On Thursday, OpenAI released GPT-5.3-Codex, a new model that extends its Codex coding agent beyond writing and reviewing code to performing a much wider range of work tasks. The release comes as competition continues to heat up among artificial intelligence companies vying for market share in the AI-powered coding tools space.
OpenAI says GPT-5.3 combines the coding performance of GPT-5.2-Codex with the reasoning and professional-knowledge capabilities of GPT-5.2, while operating 25% faster. This allows GPT-5.3-Codex to handle long-running tasks that involve research, tool use such as web search or database calls, and complex execution and planning across both general work tasks and software development.
Codex has reached over 1 million developers, OpenAI claims. And while Anthropic’s Claude Code has also seen rapid adoption, head-to-head data comparing the two tools remains scarce. SemiAnalysis reports that 4% of GitHub public commits, or new code uploaded to repositories, are currently being authored by Claude Code, and it projects that figure could reach 20% or more by the end of 2026.
Benchmark one-upmanship
OpenAI says GPT-5.3-Codex now has the best score of any model on SWE-Bench Pro, a benchmark that evaluates real-world software engineering across four programming languages. The same goes for Terminal-Bench 2.0, which measures the terminal skills coding agents need.
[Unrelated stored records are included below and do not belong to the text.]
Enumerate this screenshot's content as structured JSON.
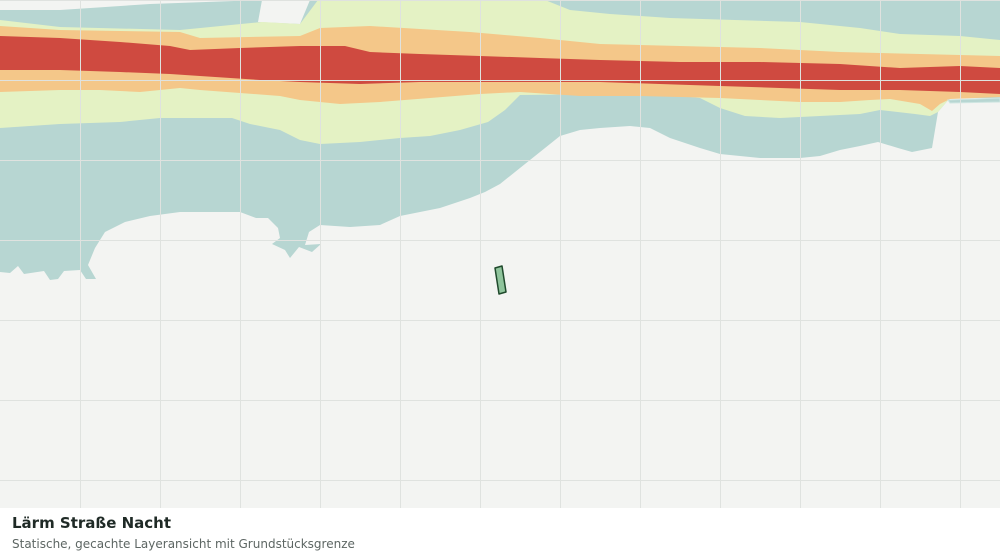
{
  "map": {
    "layer_title": "Lärm Straße Nacht",
    "layer_subtitle": "Statische, gecachte Layeransicht mit Grundstücksgrenze",
    "colors": {
      "background": "#f3f4f2",
      "grid": "#dfe2df",
      "water": "#b7d6d2",
      "noise_low": "#e4f2c4",
      "noise_medium": "#f4c789",
      "noise_high": "#cf4a40",
      "parcel_fill": "#8fc49c",
      "parcel_outline": "#1f4a2c"
    },
    "features": [
      "water-body",
      "noise-zone-low",
      "noise-zone-medium",
      "noise-zone-high",
      "property-parcel"
    ]
  }
}
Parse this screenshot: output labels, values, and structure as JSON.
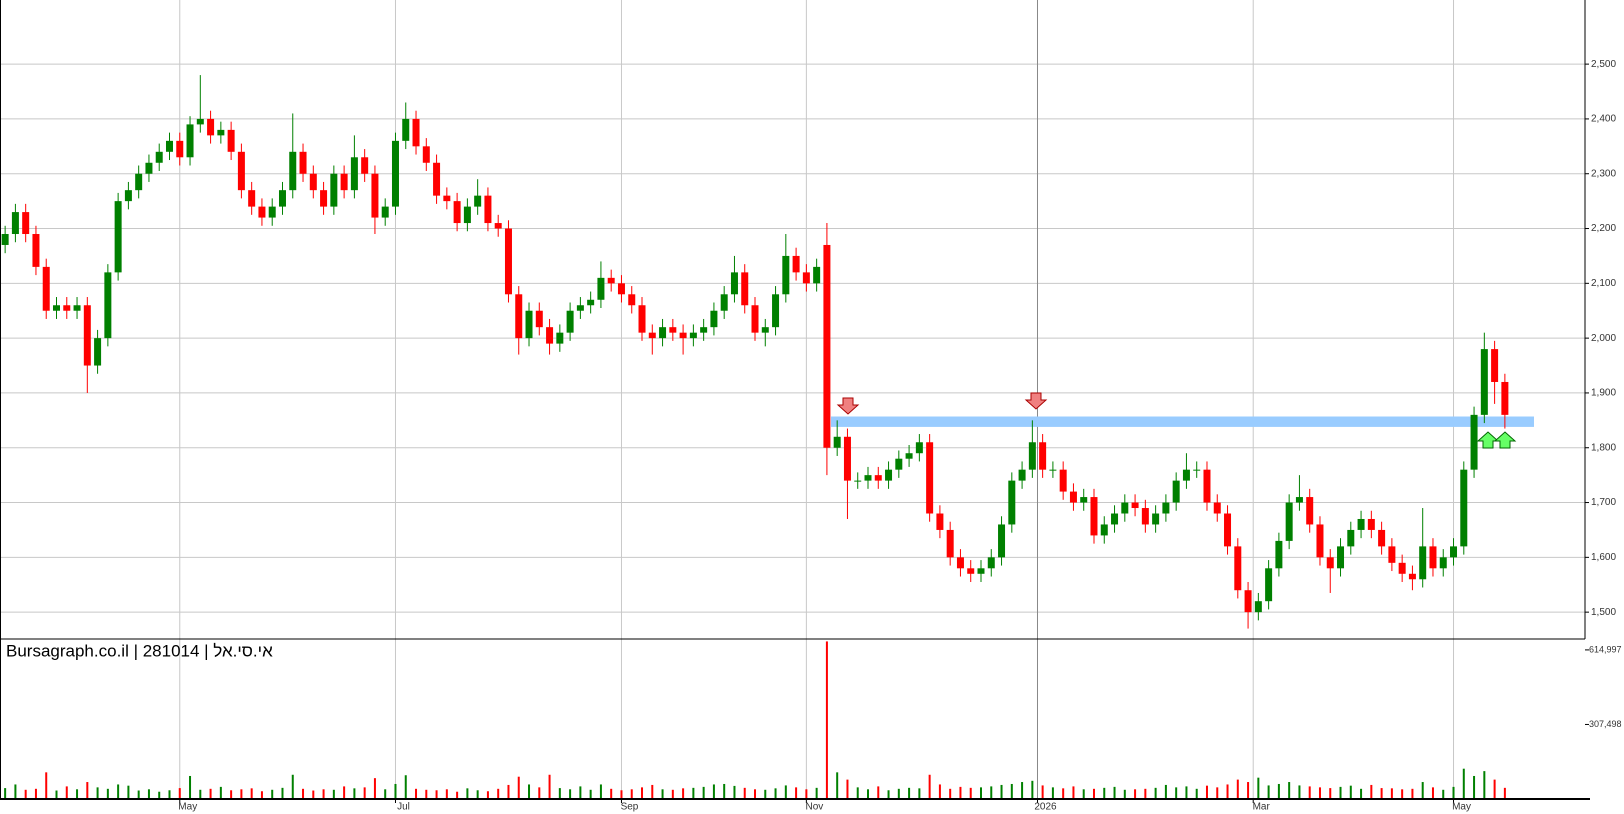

Anthropic says its new Claude Opus 4.6 model, also announced Thursday, achieved top scores on several industry benchmarks, including Humanity’s Last Exam (complex multidisciplinary reasoning), GDPval-AA (economically valuable knowledge work), and BrowseComp (hard-to-find information search).
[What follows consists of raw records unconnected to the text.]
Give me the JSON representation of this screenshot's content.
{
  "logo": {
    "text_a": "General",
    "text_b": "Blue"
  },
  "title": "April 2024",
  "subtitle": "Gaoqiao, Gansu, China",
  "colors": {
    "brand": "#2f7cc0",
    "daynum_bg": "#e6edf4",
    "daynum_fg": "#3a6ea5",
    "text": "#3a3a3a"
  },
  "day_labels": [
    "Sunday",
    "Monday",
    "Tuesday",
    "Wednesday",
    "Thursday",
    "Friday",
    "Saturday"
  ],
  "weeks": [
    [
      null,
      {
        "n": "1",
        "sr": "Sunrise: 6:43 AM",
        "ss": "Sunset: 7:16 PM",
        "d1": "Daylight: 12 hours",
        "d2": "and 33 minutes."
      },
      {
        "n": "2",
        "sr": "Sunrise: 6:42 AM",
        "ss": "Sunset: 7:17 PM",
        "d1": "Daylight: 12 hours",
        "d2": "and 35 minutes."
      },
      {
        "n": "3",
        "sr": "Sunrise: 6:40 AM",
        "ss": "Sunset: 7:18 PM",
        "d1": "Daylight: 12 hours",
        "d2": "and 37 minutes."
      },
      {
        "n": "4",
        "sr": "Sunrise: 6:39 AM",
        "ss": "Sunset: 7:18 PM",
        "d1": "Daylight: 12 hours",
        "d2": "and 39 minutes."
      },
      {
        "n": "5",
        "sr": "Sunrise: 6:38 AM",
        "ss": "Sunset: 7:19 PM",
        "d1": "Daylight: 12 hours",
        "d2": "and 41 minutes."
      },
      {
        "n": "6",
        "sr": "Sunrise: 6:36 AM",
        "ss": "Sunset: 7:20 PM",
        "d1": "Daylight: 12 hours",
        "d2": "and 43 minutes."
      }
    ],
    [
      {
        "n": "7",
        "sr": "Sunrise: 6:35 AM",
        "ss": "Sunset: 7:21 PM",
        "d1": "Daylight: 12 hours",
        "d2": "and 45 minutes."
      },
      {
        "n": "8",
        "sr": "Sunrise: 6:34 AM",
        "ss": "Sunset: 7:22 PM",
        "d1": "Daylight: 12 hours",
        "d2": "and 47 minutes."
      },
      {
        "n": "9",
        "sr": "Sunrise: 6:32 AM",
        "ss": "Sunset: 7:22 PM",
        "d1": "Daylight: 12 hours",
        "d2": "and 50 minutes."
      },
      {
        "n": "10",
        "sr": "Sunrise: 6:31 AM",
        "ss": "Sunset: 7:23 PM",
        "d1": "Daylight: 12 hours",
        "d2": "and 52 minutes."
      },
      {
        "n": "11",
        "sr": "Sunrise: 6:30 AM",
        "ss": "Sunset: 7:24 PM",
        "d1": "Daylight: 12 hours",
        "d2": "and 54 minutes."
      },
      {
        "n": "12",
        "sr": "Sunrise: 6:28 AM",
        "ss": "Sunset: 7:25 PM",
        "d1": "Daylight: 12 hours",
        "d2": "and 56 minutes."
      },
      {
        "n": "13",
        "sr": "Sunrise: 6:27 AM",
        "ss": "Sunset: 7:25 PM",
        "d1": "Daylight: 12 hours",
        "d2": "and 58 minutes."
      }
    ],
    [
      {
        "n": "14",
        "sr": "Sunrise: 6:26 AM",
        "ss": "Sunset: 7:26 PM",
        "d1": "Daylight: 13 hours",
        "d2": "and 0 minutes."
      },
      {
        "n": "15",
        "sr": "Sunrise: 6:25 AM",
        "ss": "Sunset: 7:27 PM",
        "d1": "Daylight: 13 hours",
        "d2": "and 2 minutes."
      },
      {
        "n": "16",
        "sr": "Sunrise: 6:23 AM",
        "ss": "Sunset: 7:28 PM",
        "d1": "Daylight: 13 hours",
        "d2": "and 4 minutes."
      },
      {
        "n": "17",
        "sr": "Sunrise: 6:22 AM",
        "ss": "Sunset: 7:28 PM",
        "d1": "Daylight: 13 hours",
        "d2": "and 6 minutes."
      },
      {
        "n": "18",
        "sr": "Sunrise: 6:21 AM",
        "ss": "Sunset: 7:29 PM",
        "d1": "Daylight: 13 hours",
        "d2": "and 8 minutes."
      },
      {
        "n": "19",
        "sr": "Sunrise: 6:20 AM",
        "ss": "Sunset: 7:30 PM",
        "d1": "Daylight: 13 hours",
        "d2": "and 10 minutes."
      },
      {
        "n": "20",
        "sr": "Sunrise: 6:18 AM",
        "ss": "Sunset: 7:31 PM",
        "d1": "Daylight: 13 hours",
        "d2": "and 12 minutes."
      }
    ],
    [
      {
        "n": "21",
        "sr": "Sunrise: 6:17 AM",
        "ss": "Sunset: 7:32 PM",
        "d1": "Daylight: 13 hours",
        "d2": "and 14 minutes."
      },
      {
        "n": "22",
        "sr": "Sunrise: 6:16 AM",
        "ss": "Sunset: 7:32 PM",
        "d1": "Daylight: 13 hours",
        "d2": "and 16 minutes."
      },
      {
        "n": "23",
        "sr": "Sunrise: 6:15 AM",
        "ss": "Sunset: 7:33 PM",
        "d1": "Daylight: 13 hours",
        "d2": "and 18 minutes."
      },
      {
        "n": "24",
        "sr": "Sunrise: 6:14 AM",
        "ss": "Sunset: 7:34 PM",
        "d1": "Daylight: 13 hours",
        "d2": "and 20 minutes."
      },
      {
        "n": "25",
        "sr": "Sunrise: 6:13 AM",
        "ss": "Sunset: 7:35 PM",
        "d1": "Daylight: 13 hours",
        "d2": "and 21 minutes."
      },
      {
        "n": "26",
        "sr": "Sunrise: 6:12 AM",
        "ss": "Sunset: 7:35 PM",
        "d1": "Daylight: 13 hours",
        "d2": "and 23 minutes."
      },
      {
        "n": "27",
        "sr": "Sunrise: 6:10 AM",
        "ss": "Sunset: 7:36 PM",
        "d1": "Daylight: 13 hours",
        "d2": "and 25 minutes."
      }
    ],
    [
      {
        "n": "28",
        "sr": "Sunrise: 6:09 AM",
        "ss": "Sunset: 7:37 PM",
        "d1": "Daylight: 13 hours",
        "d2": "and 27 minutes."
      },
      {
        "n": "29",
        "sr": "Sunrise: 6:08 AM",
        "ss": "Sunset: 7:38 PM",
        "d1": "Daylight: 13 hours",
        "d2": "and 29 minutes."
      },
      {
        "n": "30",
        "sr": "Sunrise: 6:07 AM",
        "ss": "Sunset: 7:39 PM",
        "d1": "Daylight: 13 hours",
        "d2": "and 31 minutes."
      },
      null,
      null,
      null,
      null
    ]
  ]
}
OpenAI says its new model is capable of taking into account larger bodies of information while working on a task, as well as thinking about those tasks for longer periods without human intervention. In testing, OpenAI says it saw GPT-5.3-Codex autonomously iterate on game development over millions of tokens using generic prompts like “fix the bug” or “improve the game.”
Similarly, Anthropic says its new Opus 4.6 model can comprehend larger code bases and make more thoughtful decisions about how to add new code.
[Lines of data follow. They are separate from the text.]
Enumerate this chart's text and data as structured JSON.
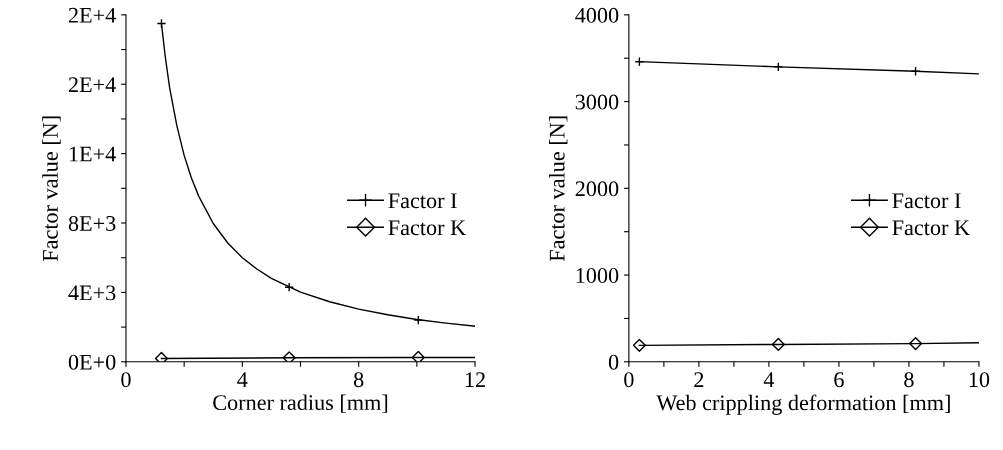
{
  "chart_data": [
    {
      "type": "line",
      "xlabel": "Corner radius [mm]",
      "ylabel": "Factor value [N]",
      "xlim": [
        0,
        12
      ],
      "xticks": [
        0,
        {
          "value": 2,
          "label": null
        },
        4,
        {
          "value": 6,
          "label": null
        },
        8,
        {
          "value": 10,
          "label": null
        },
        12
      ],
      "ylim": [
        0,
        20000
      ],
      "yticks": [
        {
          "value": 0,
          "label": "0E+0"
        },
        {
          "value": 2000,
          "label": null
        },
        {
          "value": 4000,
          "label": "4E+3"
        },
        {
          "value": 6000,
          "label": null
        },
        {
          "value": 8000,
          "label": "8E+3"
        },
        {
          "value": 10000,
          "label": null
        },
        {
          "value": 12000,
          "label": "1E+4"
        },
        {
          "value": 14000,
          "label": null
        },
        {
          "value": 16000,
          "label": "2E+4"
        },
        {
          "value": 18000,
          "label": null
        },
        {
          "value": 20000,
          "label": "2E+4"
        }
      ],
      "grid": false,
      "legend": "right",
      "series": [
        {
          "color": "#000000",
          "marker": "none",
          "x": [
            1.22,
            1.35,
            1.5,
            1.75,
            2,
            2.25,
            2.5,
            3,
            3.5,
            4,
            4.5,
            5,
            6,
            7,
            8,
            9,
            10,
            11,
            12
          ],
          "values": [
            19500,
            17600,
            15800,
            13600,
            11900,
            10600,
            9550,
            7970,
            6850,
            6000,
            5350,
            4810,
            4020,
            3460,
            3040,
            2710,
            2440,
            2230,
            2050
          ]
        },
        {
          "type": "scatter",
          "name": "Factor I",
          "color": "#000000",
          "marker": "cross",
          "x": [
            1.22,
            5.61,
            10.05
          ],
          "values": [
            19500,
            4300,
            2400
          ]
        },
        {
          "color": "#000000",
          "marker": "none",
          "x": [
            1.22,
            5.61,
            10.05,
            12
          ],
          "values": [
            190,
            230,
            250,
            250
          ]
        },
        {
          "type": "scatter",
          "name": "Factor K",
          "color": "#000000",
          "marker": "diamond",
          "x": [
            1.22,
            5.61,
            10.05
          ],
          "values": [
            190,
            230,
            250
          ]
        }
      ]
    },
    {
      "type": "line",
      "xlabel": "Web crippling deformation [mm]",
      "ylabel": "Factor value [N]",
      "xlim": [
        0,
        10
      ],
      "xticks": [
        0,
        {
          "value": 1,
          "label": null
        },
        2,
        {
          "value": 3,
          "label": null
        },
        4,
        {
          "value": 5,
          "label": null
        },
        6,
        {
          "value": 7,
          "label": null
        },
        8,
        {
          "value": 9,
          "label": null
        },
        10
      ],
      "ylim": [
        0,
        4000
      ],
      "yticks": [
        0,
        {
          "value": 500,
          "label": null
        },
        1000,
        {
          "value": 1500,
          "label": null
        },
        2000,
        {
          "value": 2500,
          "label": null
        },
        3000,
        {
          "value": 3500,
          "label": null
        },
        4000
      ],
      "grid": false,
      "legend": "right",
      "series": [
        {
          "color": "#000000",
          "marker": "none",
          "x": [
            0.3,
            4.27,
            8.19,
            10
          ],
          "values": [
            3460,
            3400,
            3350,
            3320
          ]
        },
        {
          "type": "scatter",
          "name": "Factor I",
          "color": "#000000",
          "marker": "cross",
          "x": [
            0.3,
            4.27,
            8.19
          ],
          "values": [
            3460,
            3400,
            3350
          ]
        },
        {
          "color": "#000000",
          "marker": "none",
          "x": [
            0.3,
            4.27,
            8.19,
            10
          ],
          "values": [
            190,
            200,
            210,
            220
          ]
        },
        {
          "type": "scatter",
          "name": "Factor K",
          "color": "#000000",
          "marker": "diamond",
          "x": [
            0.3,
            4.27,
            8.19
          ],
          "values": [
            190,
            200,
            210
          ]
        }
      ]
    }
  ]
}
OpenAI says GPT-5.3-Codex is built to support the full software life cycle, including debugging, deploying, and monitoring code, as well as writing product requirement documents and conducting research.
Beyond coding to knowledge work
The same agentic capabilities that expand Codex’s coding skill can apply to tasks well outside the realm of software development, OpenAI says, extending to functions such as creating slide decks and analyzing data in spreadsheets.
On GDPval, an OpenAI evaluation measuring performance on well-specified knowledge-work tasks across 44 occupations, GPT-5.3-Codex matches GPT-5.2 while adding stronger coding capabilities. On OSWorld-Verified, which tests computer use in a visual desktop environment, GPT-5.3-Codex achieved 64.7% accuracy, compared with 38.2% for its predecessor.
Anthropic has taken its Claude Code tool in the same direction—to help a wider pool of information workers with a far broader set of business tasks.
GPT-5.3-Codex is the first model OpenAI classifies as “high capability” for cybersecurity-related tasks under its Preparedness Framework, and the first the company has directly trained to identify software vulnerabilities. OpenAI is committing $10 million in application programming interface (API) credits to accelerate cyber defense, particularly for open-source software and critical infrastructure systems.
GPT-5.3-Codex is now available to paid ChatGPT subscribers in the Codex app, in the command-line interface, as an IDE extension, and on the web. OpenAI says it is working to enable API access (used by enterprise and independent developers) to the model soon.